Nine years ago, Angie Firmalino was implanted with a permanent contraceptive device called Essure. The procedure, she says, was “extremely painful,” and the discomfort she felt even months later — fevers, achy joints, constant bleeding — was nearly debilitating.
Firmalino eventually took her concerns to a doctor, who did an ultrasound and discovered that the implant, originally inserted in her fallopian tubes, had become dislodged and migrated to her uterus.
She was shocked. After the appointment, “I sat in my car and cried,” Firmalino, 45, of Tannersville, New York, said in a telephone interview on Tuesday.
Firmalino later had the device removed, but that procedure left behind metal fragments that ravaged her reproductive system. She was alarmed that other women, unaware of the potential dangers, were still receiving the Essure implant. She started a Facebook group called Essure Problems to warn her friends and family about the device, and the group is now a forum for more than 36,000 women, some of whom say doctors, regulators and Essure’s maker have not taken their concerns seriously.
But finally, Firmalino and many of her fellow advocates were encouraged this week when the Food and Drug Administration said it would restrict the sale and distribution of Essure.
“We have been banging on the door with information and data, begging and pleading with them to do something,” Firmalino said of the FDA.
Essure consists of two sets of small metal coils that are inserted through the vagina and cervix into the fallopian tubes. The coils are meant to cause inflammation, building up scar tissue that blocks the tubes and stops eggs from being carried from the ovaries to the uterus.
The FDA said Monday that over 15 years — Nov. 4, 2002, when Essure was approved, through December 2017 — it received 26,773 reports of problems, including pain, heavier periods and irregular bleeding, headaches and fatigue. Patients also reported that the device had become dislodged or had broken. And the agency has received reports of eight adult deaths related to Essure.
In its announcement on Monday, the FDA said Bayer, the manufacturer of Essure, can sell the device only to health care providers and facilities that guarantee women have been fully informed about its potential side effects.
Doctors must review with patients a checklist of the side effects, and both are required to sign it. (Two years ago, the FDA ordered Bayer to place a “black box” warning on the product package, but doctor-patient discussions were not mandatory at the time.)
FDA Commissioner Scott Gottlieb, who met with a group of Essure critics earlier this year, said in a statement that his agency is taking action because “despite previous efforts to alert women to the potential complications of Essure, we know that some patients still aren’t receiving this important information.”

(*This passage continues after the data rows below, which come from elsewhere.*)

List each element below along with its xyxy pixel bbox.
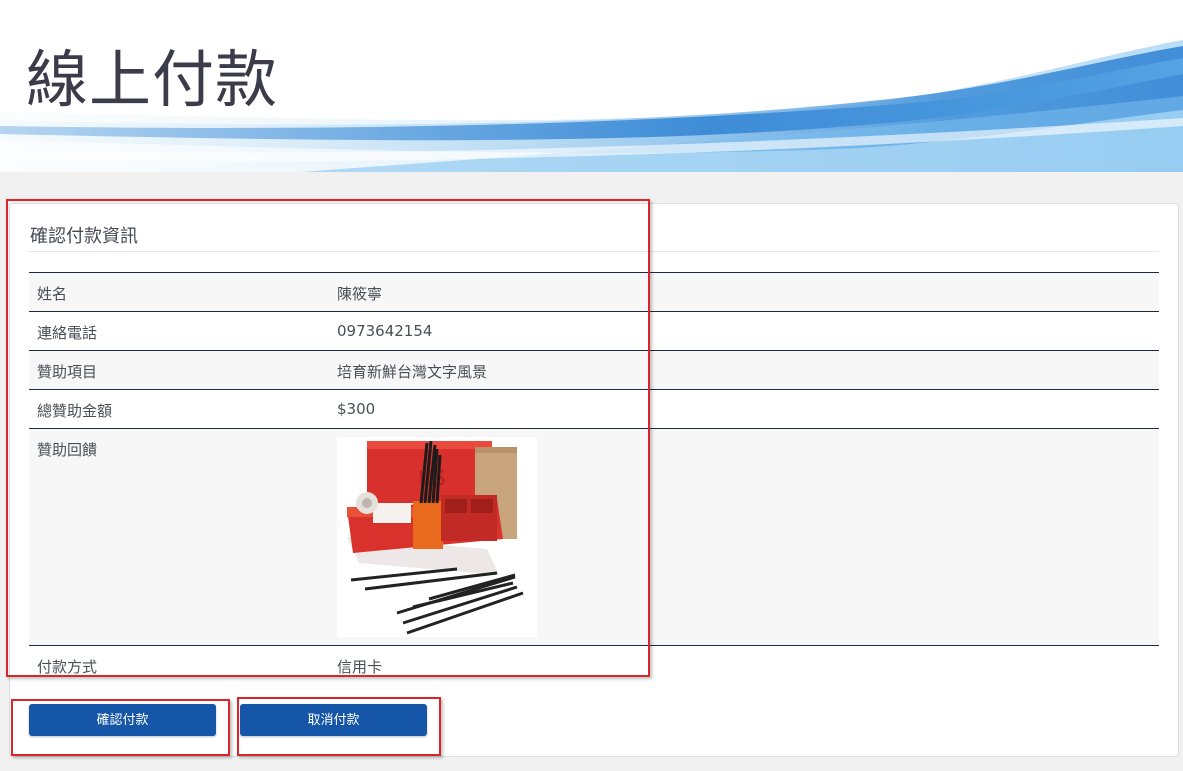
name-value: 陳筱寧 — [337, 285, 383, 303]
table-row-reward: 贊助回饋 US — [29, 428, 1159, 645]
payment-method-label: 付款方式 — [37, 658, 98, 676]
page-title: 線上付款 — [26, 43, 279, 116]
section-divider — [29, 251, 1159, 252]
desk-organizer-illustration: US — [337, 437, 537, 637]
table-row-name: 姓名 陳筱寧 — [29, 272, 1159, 311]
sponsor-item-value: 培育新鮮台灣文字風景 — [337, 363, 488, 381]
section-title: 確認付款資訊 — [30, 226, 138, 247]
sponsor-item-label: 贊助項目 — [37, 363, 98, 381]
payment-info-table: 姓名 陳筱寧 連絡電話 0973642154 贊助項目 培育新鮮台灣文字風景 總… — [29, 272, 1159, 676]
amount-value: $300 — [337, 400, 376, 418]
table-row-phone: 連絡電話 0973642154 — [29, 311, 1159, 350]
table-row-amount: 總贊助金額 $300 — [29, 389, 1159, 428]
phone-label: 連絡電話 — [37, 324, 98, 342]
amount-label: 總贊助金額 — [37, 402, 113, 420]
table-row-sponsor-item: 贊助項目 培育新鮮台灣文字風景 — [29, 350, 1159, 389]
table-row-payment-method: 付款方式 信用卡 — [29, 645, 1159, 676]
name-label: 姓名 — [37, 285, 68, 303]
phone-value: 0973642154 — [337, 322, 433, 340]
payment-method-value: 信用卡 — [337, 658, 383, 676]
cancel-payment-button[interactable]: 取消付款 — [240, 704, 427, 736]
header-banner: 線上付款 — [0, 0, 1183, 172]
reward-product-image: US — [337, 437, 537, 637]
confirm-payment-button[interactable]: 確認付款 — [29, 704, 216, 736]
reward-label: 贊助回饋 — [37, 441, 98, 459]
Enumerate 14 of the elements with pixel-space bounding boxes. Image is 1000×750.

“That is simply unacceptable,” Gottlieb added. “Every single woman receiving this device should fully understand the associated risks.”
Amanda Edwards Rusmisell, 45, of Charlotte, North Carolina, who says the pain from her Essure implant was so intense she would often cry in her sleep, hailed the FDA decision.
“We were ecstatic,” said Edwards Rusmisell, a recruiter and an administrator of the Essure Problems group. “We finally felt like somebody was listening.”
The FDA stopped short of outright banning Essure, though many patients would like the device taken off the medical market altogether. That would be be a rare move: The agency has only banned two medical devices: prosthetic hair fibers and powdered gloves.
Holly Ennis, a lawyer who said she represents close to 1,000 women who have filed lawsuits against Bayer over Essure, sees the FDA action as “a huge step in the right direction.”
“The requirements are so tight that they will effectively sound the death knell for the device,” Ennis said. “Doctors will realize it is just not worth the burden and the risk.”
In a statement, Bayer said the “benefit/risk profile of Essure has not changed and remains positive.”
“Bayer has educated and continues to educate health care providers about the importance of appropriately counseling each patient on the benefits and risks of Essure,” the German multinational said. “The FDA requested we update the label to emphasize this point.”
More than 750,000 Essure devices have been sold worldwide since it was introduced in 2002, according to Bayer. The product, long presented as a less invasive alternative to surgical sterilization, is no longer sold outside the U.S. for “commercial reasons,” company spokeswoman Courtney Mallon said in an email. She said that decision was not related to product safety.
“Essure critics regularly attempt to paint that picture, which leads to broad dissemination of misleading and inaccurate information on social media that is directly influencing women’s choices,” Mallon said.
In the last two years, since a stronger warning was added to the box, there has been a roughly 70 percent decline in the sales of Essure in the United States, the FDA said.
Lisa Saenz, 49, a social worker who lives in New York City, received an Essure implant in 2008. She later experienced so many problems — hair loss, fatigue, stabbing pains in her side, blood clotting — that at one point, she said to herself, “I feel like I’m dying.” The coils had perforated her uterus, and she needed an operation to remove them.
In the future, she hopes Essure will no longer be sold at all.
“We don’t want this offered as an option to any woman,” Saenz said. “Hopefully we see the end of this awful product soon.”